Güncelleme Tarihi:
Dünya tarihine geçen 1995 yılındaki Kobe depremini yaşamış bilim insanları ve uzmanlardan oluşan Japon Heyeti, Kahramanmaraş merkezli deprem bölgesinde incelemelerde bulunmak üzere Türkiye’ye geldi. Heyet, Hatay başta olmak üzere deprem bölgesinde ağır hasar görmüş yerleşim yerlerindeki binaları inceledi, teknik sorunların tespitine yönelik çalışmalar yaptı. Ardından heyette yer alan Kobe Belediyesi yetkilileri ve Mukogawa Women’s Üniversitesi öğretim üyeleri, Bahçeşehir Üniversitesi ev sahipliğinde düzenlenen Deprem Afeti Risk Azaltma Çalıştayı ve Araştırma Programı’na katıldı. Heyet, programın ardından yanlarında getirdikleri Mukagowa Üniversitesi öğrencileri tarafından yapılan bin turna kuşlu origamileri depremzedelere ulaşması için üniversite yetkililerine teslim etti.

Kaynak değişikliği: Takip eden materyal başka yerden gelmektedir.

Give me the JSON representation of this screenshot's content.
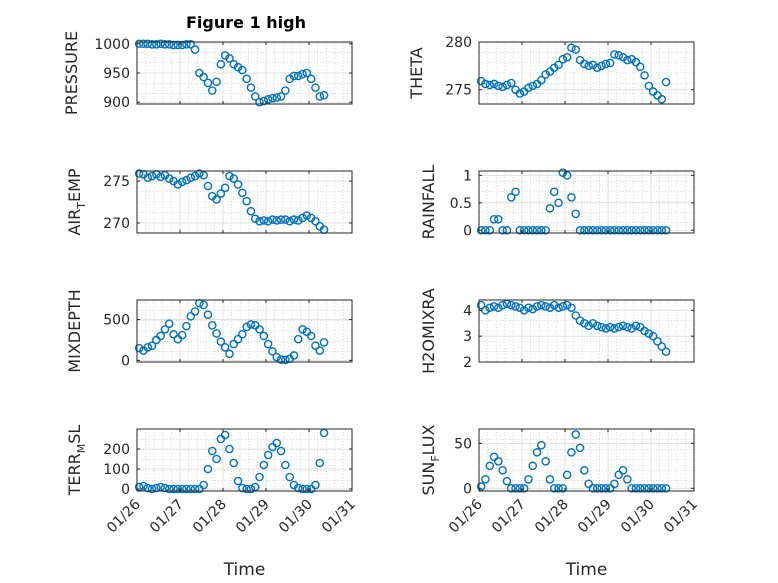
{
  "title": "Figure 1 high",
  "colors": {
    "marker": "#0072BD",
    "axis": "#262626",
    "grid": "#c8c8c8"
  },
  "x_ticks": [
    "01/26",
    "01/27",
    "01/28",
    "01/29",
    "01/30",
    "01/31"
  ],
  "xlabel": "Time",
  "chart_data": [
    {
      "type": "scatter",
      "ylabel": "PRESSURE",
      "xlim": [
        0,
        5
      ],
      "ylim": [
        897,
        1003
      ],
      "yticks": [
        900,
        950,
        1000
      ],
      "grid": "on",
      "x": [
        0.05,
        0.15,
        0.25,
        0.35,
        0.45,
        0.55,
        0.65,
        0.75,
        0.85,
        0.95,
        1.05,
        1.15,
        1.25,
        1.35,
        1.45,
        1.55,
        1.65,
        1.75,
        1.85,
        1.95,
        2.05,
        2.15,
        2.25,
        2.35,
        2.45,
        2.55,
        2.65,
        2.75,
        2.85,
        2.95,
        3.05,
        3.15,
        3.25,
        3.35,
        3.45,
        3.55,
        3.65,
        3.75,
        3.85,
        3.95,
        4.05,
        4.15,
        4.25,
        4.35
      ],
      "y": [
        1000,
        1000,
        1000,
        999,
        999,
        1000,
        999,
        999,
        998,
        998,
        998,
        999,
        999,
        990,
        950,
        943,
        933,
        920,
        935,
        965,
        980,
        975,
        965,
        960,
        955,
        940,
        925,
        910,
        900,
        902,
        905,
        907,
        908,
        910,
        920,
        940,
        945,
        945,
        948,
        950,
        940,
        925,
        910,
        912
      ]
    },
    {
      "type": "scatter",
      "ylabel": "THETA",
      "xlim": [
        0,
        5
      ],
      "ylim": [
        273.5,
        280
      ],
      "yticks": [
        275,
        280
      ],
      "grid": "on",
      "x": [
        0.05,
        0.15,
        0.25,
        0.35,
        0.45,
        0.55,
        0.65,
        0.75,
        0.85,
        0.95,
        1.05,
        1.15,
        1.25,
        1.35,
        1.45,
        1.55,
        1.65,
        1.75,
        1.85,
        1.95,
        2.05,
        2.15,
        2.25,
        2.35,
        2.45,
        2.55,
        2.65,
        2.75,
        2.85,
        2.95,
        3.05,
        3.15,
        3.25,
        3.35,
        3.45,
        3.55,
        3.65,
        3.75,
        3.85,
        3.95,
        4.05,
        4.15,
        4.25,
        4.35
      ],
      "y": [
        275.9,
        275.6,
        275.5,
        275.6,
        275.4,
        275.3,
        275.5,
        275.7,
        275.0,
        274.6,
        274.8,
        275.2,
        275.4,
        275.6,
        276.0,
        276.6,
        276.9,
        277.3,
        277.6,
        278.2,
        278.4,
        279.4,
        279.2,
        278.1,
        277.7,
        277.5,
        277.6,
        277.3,
        277.5,
        277.7,
        277.8,
        278.7,
        278.6,
        278.4,
        278.1,
        278.2,
        277.9,
        277.4,
        276.5,
        275.4,
        274.8,
        274.4,
        274.0,
        275.8
      ]
    },
    {
      "type": "scatter",
      "ylabel": "AIR_TEMP",
      "xlim": [
        0,
        5
      ],
      "ylim": [
        268.8,
        276.2
      ],
      "yticks": [
        270,
        275
      ],
      "grid": "on",
      "x": [
        0.05,
        0.15,
        0.25,
        0.35,
        0.45,
        0.55,
        0.65,
        0.75,
        0.85,
        0.95,
        1.05,
        1.15,
        1.25,
        1.35,
        1.45,
        1.55,
        1.65,
        1.75,
        1.85,
        1.95,
        2.05,
        2.15,
        2.25,
        2.35,
        2.45,
        2.55,
        2.65,
        2.75,
        2.85,
        2.95,
        3.05,
        3.15,
        3.25,
        3.35,
        3.45,
        3.55,
        3.65,
        3.75,
        3.85,
        3.95,
        4.05,
        4.15,
        4.25,
        4.35
      ],
      "y": [
        275.9,
        275.8,
        275.4,
        275.6,
        275.8,
        275.5,
        275.7,
        275.3,
        275.0,
        274.6,
        274.9,
        275.1,
        275.4,
        275.6,
        275.9,
        275.7,
        274.4,
        273.2,
        272.8,
        273.5,
        274.2,
        275.6,
        275.3,
        274.6,
        273.6,
        272.6,
        271.4,
        270.5,
        270.2,
        270.3,
        270.2,
        270.4,
        270.3,
        270.4,
        270.4,
        270.2,
        270.4,
        270.3,
        270.6,
        270.9,
        270.6,
        270.2,
        269.6,
        269.2
      ]
    },
    {
      "type": "scatter",
      "ylabel": "RAINFALL",
      "xlim": [
        0,
        5
      ],
      "ylim": [
        -0.05,
        1.08
      ],
      "yticks": [
        0,
        0.5,
        1
      ],
      "grid": "on",
      "x": [
        0.05,
        0.15,
        0.25,
        0.35,
        0.45,
        0.55,
        0.65,
        0.75,
        0.85,
        0.95,
        1.05,
        1.15,
        1.25,
        1.35,
        1.45,
        1.55,
        1.65,
        1.75,
        1.85,
        1.95,
        2.05,
        2.15,
        2.25,
        2.35,
        2.45,
        2.55,
        2.65,
        2.75,
        2.85,
        2.95,
        3.05,
        3.15,
        3.25,
        3.35,
        3.45,
        3.55,
        3.65,
        3.75,
        3.85,
        3.95,
        4.05,
        4.15,
        4.25,
        4.35
      ],
      "y": [
        0,
        0,
        0,
        0.2,
        0.2,
        0,
        0,
        0.6,
        0.7,
        0,
        0,
        0,
        0,
        0,
        0,
        0,
        0.4,
        0.7,
        0.5,
        1.05,
        1.0,
        0.6,
        0.3,
        0,
        0,
        0,
        0,
        0,
        0,
        0,
        0,
        0,
        0,
        0,
        0,
        0,
        0,
        0,
        0,
        0,
        0,
        0,
        0,
        0
      ]
    },
    {
      "type": "scatter",
      "ylabel": "MIXDEPTH",
      "xlim": [
        0,
        5
      ],
      "ylim": [
        -20,
        740
      ],
      "yticks": [
        0,
        500
      ],
      "grid": "on",
      "x": [
        0.05,
        0.15,
        0.25,
        0.35,
        0.45,
        0.55,
        0.65,
        0.75,
        0.85,
        0.95,
        1.05,
        1.15,
        1.25,
        1.35,
        1.45,
        1.55,
        1.65,
        1.75,
        1.85,
        1.95,
        2.05,
        2.15,
        2.25,
        2.35,
        2.45,
        2.55,
        2.65,
        2.75,
        2.85,
        2.95,
        3.05,
        3.15,
        3.25,
        3.35,
        3.45,
        3.55,
        3.65,
        3.75,
        3.85,
        3.95,
        4.05,
        4.15,
        4.25,
        4.35
      ],
      "y": [
        150,
        120,
        160,
        180,
        250,
        300,
        380,
        450,
        320,
        260,
        310,
        420,
        540,
        600,
        700,
        680,
        560,
        430,
        330,
        230,
        160,
        80,
        200,
        260,
        320,
        410,
        440,
        430,
        380,
        300,
        200,
        110,
        40,
        10,
        5,
        20,
        60,
        260,
        380,
        350,
        300,
        180,
        120,
        220
      ]
    },
    {
      "type": "scatter",
      "ylabel": "H2OMIXRA",
      "xlim": [
        0,
        5
      ],
      "ylim": [
        2,
        4.4
      ],
      "yticks": [
        2,
        3,
        4
      ],
      "grid": "on",
      "x": [
        0.05,
        0.15,
        0.25,
        0.35,
        0.45,
        0.55,
        0.65,
        0.75,
        0.85,
        0.95,
        1.05,
        1.15,
        1.25,
        1.35,
        1.45,
        1.55,
        1.65,
        1.75,
        1.85,
        1.95,
        2.05,
        2.15,
        2.25,
        2.35,
        2.45,
        2.55,
        2.65,
        2.75,
        2.85,
        2.95,
        3.05,
        3.15,
        3.25,
        3.35,
        3.45,
        3.55,
        3.65,
        3.75,
        3.85,
        3.95,
        4.05,
        4.15,
        4.25,
        4.35
      ],
      "y": [
        4.2,
        4.0,
        4.1,
        4.15,
        4.1,
        4.2,
        4.25,
        4.2,
        4.15,
        4.1,
        4.0,
        4.1,
        4.05,
        4.15,
        4.2,
        4.15,
        4.1,
        4.2,
        4.1,
        4.15,
        4.2,
        4.1,
        3.8,
        3.6,
        3.5,
        3.4,
        3.5,
        3.4,
        3.35,
        3.3,
        3.35,
        3.3,
        3.35,
        3.4,
        3.35,
        3.3,
        3.4,
        3.35,
        3.2,
        3.1,
        3.0,
        2.8,
        2.6,
        2.4
      ]
    },
    {
      "type": "scatter",
      "ylabel": "TERR_MSL",
      "xlim": [
        0,
        5
      ],
      "ylim": [
        -10,
        300
      ],
      "yticks": [
        0,
        100,
        200
      ],
      "grid": "on",
      "x": [
        0.05,
        0.15,
        0.25,
        0.35,
        0.45,
        0.55,
        0.65,
        0.75,
        0.85,
        0.95,
        1.05,
        1.15,
        1.25,
        1.35,
        1.45,
        1.55,
        1.65,
        1.75,
        1.85,
        1.95,
        2.05,
        2.15,
        2.25,
        2.35,
        2.45,
        2.55,
        2.65,
        2.75,
        2.85,
        2.95,
        3.05,
        3.15,
        3.25,
        3.35,
        3.45,
        3.55,
        3.65,
        3.75,
        3.85,
        3.95,
        4.05,
        4.15,
        4.25,
        4.35
      ],
      "y": [
        10,
        15,
        5,
        0,
        5,
        10,
        5,
        0,
        0,
        0,
        0,
        0,
        0,
        0,
        0,
        20,
        100,
        190,
        150,
        250,
        270,
        200,
        130,
        40,
        5,
        0,
        0,
        10,
        60,
        120,
        170,
        210,
        230,
        190,
        120,
        60,
        20,
        5,
        0,
        0,
        0,
        20,
        130,
        280
      ]
    },
    {
      "type": "scatter",
      "ylabel": "SUN_FLUX",
      "xlim": [
        0,
        5
      ],
      "ylim": [
        -3,
        66
      ],
      "yticks": [
        0,
        50
      ],
      "grid": "on",
      "x": [
        0.05,
        0.15,
        0.25,
        0.35,
        0.45,
        0.55,
        0.65,
        0.75,
        0.85,
        0.95,
        1.05,
        1.15,
        1.25,
        1.35,
        1.45,
        1.55,
        1.65,
        1.75,
        1.85,
        1.95,
        2.05,
        2.15,
        2.25,
        2.35,
        2.45,
        2.55,
        2.65,
        2.75,
        2.85,
        2.95,
        3.05,
        3.15,
        3.25,
        3.35,
        3.45,
        3.55,
        3.65,
        3.75,
        3.85,
        3.95,
        4.05,
        4.15,
        4.25,
        4.35
      ],
      "y": [
        2,
        10,
        25,
        35,
        30,
        20,
        8,
        0,
        0,
        0,
        0,
        10,
        25,
        40,
        48,
        30,
        10,
        0,
        0,
        0,
        15,
        40,
        60,
        45,
        20,
        5,
        0,
        0,
        0,
        0,
        0,
        5,
        15,
        20,
        10,
        0,
        0,
        0,
        0,
        0,
        0,
        0,
        0,
        0
      ]
    }
  ]
}
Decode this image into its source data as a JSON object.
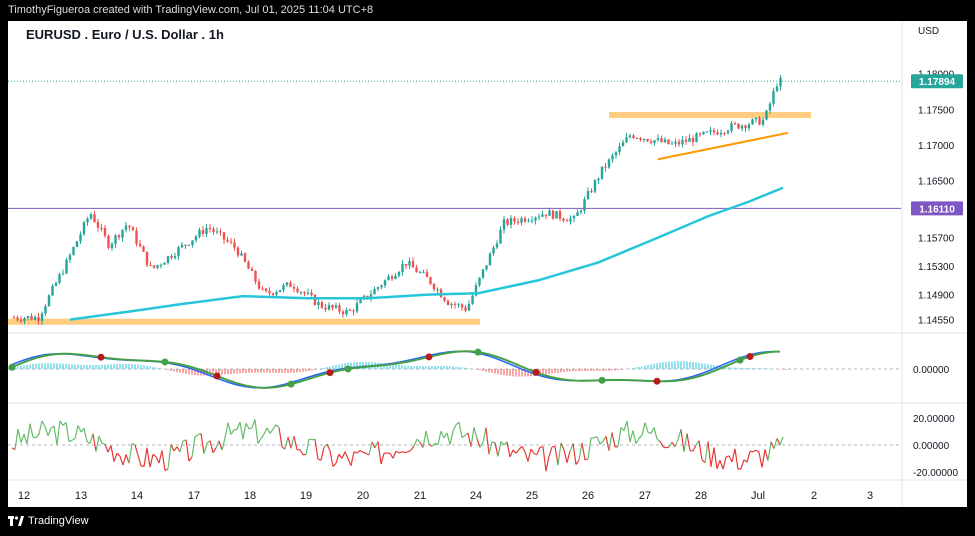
{
  "header": {
    "caption": "TimothyFigueroa created with TradingView.com, Jul 01, 2025 11:04 UTC+8"
  },
  "footer": {
    "brand": "TradingView"
  },
  "symbol_title": "EURUSD . Euro / U.S. Dollar . 1h",
  "currency": "USD",
  "colors": {
    "up_candle": "#26a69a",
    "down_candle": "#ef5350",
    "ma_line": "#26c6da",
    "support_zone": "#ffcc80",
    "trendline": "#ff9800",
    "horizontal_line": "#7e57c2",
    "price_badge": "#26a69a",
    "level_badge": "#7e57c2",
    "osc_green": "#43a047",
    "osc_blue": "#2962ff",
    "osc_red": "#b71c1c",
    "rsi_green": "#66bb6a",
    "rsi_red": "#e53935"
  },
  "chart_data": {
    "type": "candlestick",
    "symbol": "EURUSD",
    "timeframe": "1h",
    "x_tick_labels": [
      "12",
      "13",
      "14",
      "17",
      "18",
      "19",
      "20",
      "21",
      "24",
      "25",
      "26",
      "27",
      "28",
      "Jul",
      "2",
      "3"
    ],
    "y_tick_labels": [
      "1.18000",
      "1.17500",
      "1.17000",
      "1.16500",
      "1.15700",
      "1.15300",
      "1.14900",
      "1.14550"
    ],
    "current_price_label": "1.17894",
    "horizontal_level_label": "1.16110",
    "support_zone_price": 1.1452,
    "resistance_zone_price": 1.1742,
    "ylim": [
      1.1432,
      1.1815
    ],
    "key_points_close": [
      {
        "date": "12",
        "price": 1.1458
      },
      {
        "date": "12",
        "price": 1.1535
      },
      {
        "date": "13",
        "price": 1.1605
      },
      {
        "date": "13",
        "price": 1.156
      },
      {
        "date": "13",
        "price": 1.159
      },
      {
        "date": "14",
        "price": 1.1525
      },
      {
        "date": "14",
        "price": 1.1555
      },
      {
        "date": "17",
        "price": 1.1585
      },
      {
        "date": "17",
        "price": 1.1555
      },
      {
        "date": "18",
        "price": 1.149
      },
      {
        "date": "18",
        "price": 1.1505
      },
      {
        "date": "19",
        "price": 1.1475
      },
      {
        "date": "19",
        "price": 1.1465
      },
      {
        "date": "20",
        "price": 1.15
      },
      {
        "date": "20",
        "price": 1.1535
      },
      {
        "date": "21",
        "price": 1.151
      },
      {
        "date": "21",
        "price": 1.148
      },
      {
        "date": "21",
        "price": 1.147
      },
      {
        "date": "24",
        "price": 1.159
      },
      {
        "date": "25",
        "price": 1.1605
      },
      {
        "date": "25",
        "price": 1.1595
      },
      {
        "date": "26",
        "price": 1.1665
      },
      {
        "date": "26",
        "price": 1.1715
      },
      {
        "date": "27",
        "price": 1.17
      },
      {
        "date": "28",
        "price": 1.1725
      },
      {
        "date": "Jul",
        "price": 1.1735
      },
      {
        "date": "Jul",
        "price": 1.1789
      }
    ],
    "oscillator_zero_label": "0.00000",
    "rsi_tick_labels": [
      "20.00000",
      "0.00000",
      "-20.00000"
    ]
  }
}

EN ÖNEMLİ DİLEK SEMBOLLERİNDEN
İkinci Dünya Savaşı’nı yaşamış Japon kız Sadako Sasaki tarafından yapılan ve Japonya tarihinde sembol haline gelen bin turna kuşlu origaminin hikayesi şöyle: Sadako Sasaki, 1943 yılında Hiroşima’da doğdu. İki yaşındayken evinin yakınına dünya tarihinin kara lekelerinden biri olan o ünlü atom bombası düştü. Sadako görünürde hiçbir yara almadı. Ancak atom bombasının neden olduğu radyasyonun uzun dönem etkileri 11 yaşındayken ortaya çıktı. Kasım 1954’te Sadako’nun boynunda ve kulaklarının arkasında şişlikler gelişmeye başladı ve lösemi teşhisi konuldu. 21 Şubat 1955’te, Hiroşima Kızılhaç Hastanesi’ne kaldırılan Sadako, hastanede tedavi görürken kâğıt katlayarak bin turna kuşu yaparsa iyileşeceği umudu ile ilaç ambalaj kağıdı gibi küçük kağıt parçalarını turna şeklinde katladı. Durumu gittikçe kötüleşen Sadako, hasta yatağında son olarak ailesinren pirinçli çay istedi ve onlara teşekkür etti. Bunlar onun son sözleri oldu ve henüz 12 yaşındayken 25 Ekim 1955 sabahı öldü. Sadako’nun yaptığı bin turnalı origami, bugün hala Japonya’nın en önemli dilek sembollerinden biri. Şimdi Japonya’dan gelen bin adet bin turnalı origami, şifa getirmesi ve yaraların bir an önce sarılması dileğiyle depremzedelere ulaştırılacak.
‘HAZIRLIKLI OLMALIYIZ’
Düzenlenen programda konuşan Mukogawa Women’s Üniversitesi Öğretim Üyesi Prof. Yanagisawa Kazuhiko, “Araştırmamızda üniversiteden gelen akademisyenlerimizle deprem bölgesindeki binaların yapısal sorunları üzerinde yoğunlaştık. Japonya’da da bildiğiniz gibi büyük depremler yaşanmıştı. Burada da doğanın yıkıcı etkisini ve büyüklüğünü yakından hissedebildim. Depremi engellemek mümkün değil ama hazırlıklı olmalıyız” dedi.
İŞ BİRLİĞİ İÇİN GELDİK
Programa katılan Kobe Belediyesi Yapı Denetim ve İmar İşleri Daire Başkanı Mr. Yukio Tanaka ise Kobe depreminden sonra bölgenin 20 yılı aşkın sürede toparlandığını belirterek şunları söyledi:
“Deprem bölgesini gezdiğimde yıkımın etkisini çarpıcı bir şekilde hissettim. Dikkatimi çeken önemli bir nokta deprem bölgesindeki yerel yönetimlerin bundan sonra ne yapacaklarını kara kara düşünmeleri oldu. Kobe depreminden sonra bölgenin toparlanması 20 seneyi aldı ve bölgedeki bazı kısımlar hala tam kalkınamadı. Burada deprem birçok şehri etkiyebilecek kadar büyük bir alanda olduğu için bölgenin toparlanması ne kadar sürer tahmin bile edemiyorum. Bu süreçte merkezi hükümet ve yerel yönetimlerin iş birliği yapması gerekiyor. Bunun dışında üniversite, akademisyenler ve kamu çalışanları beraber hareket etmeli. Bizler de Kobe olarak belediyelerin ihtiyaç duyduğu alanlarda iş birliği yapabilmek için buraya geldik.”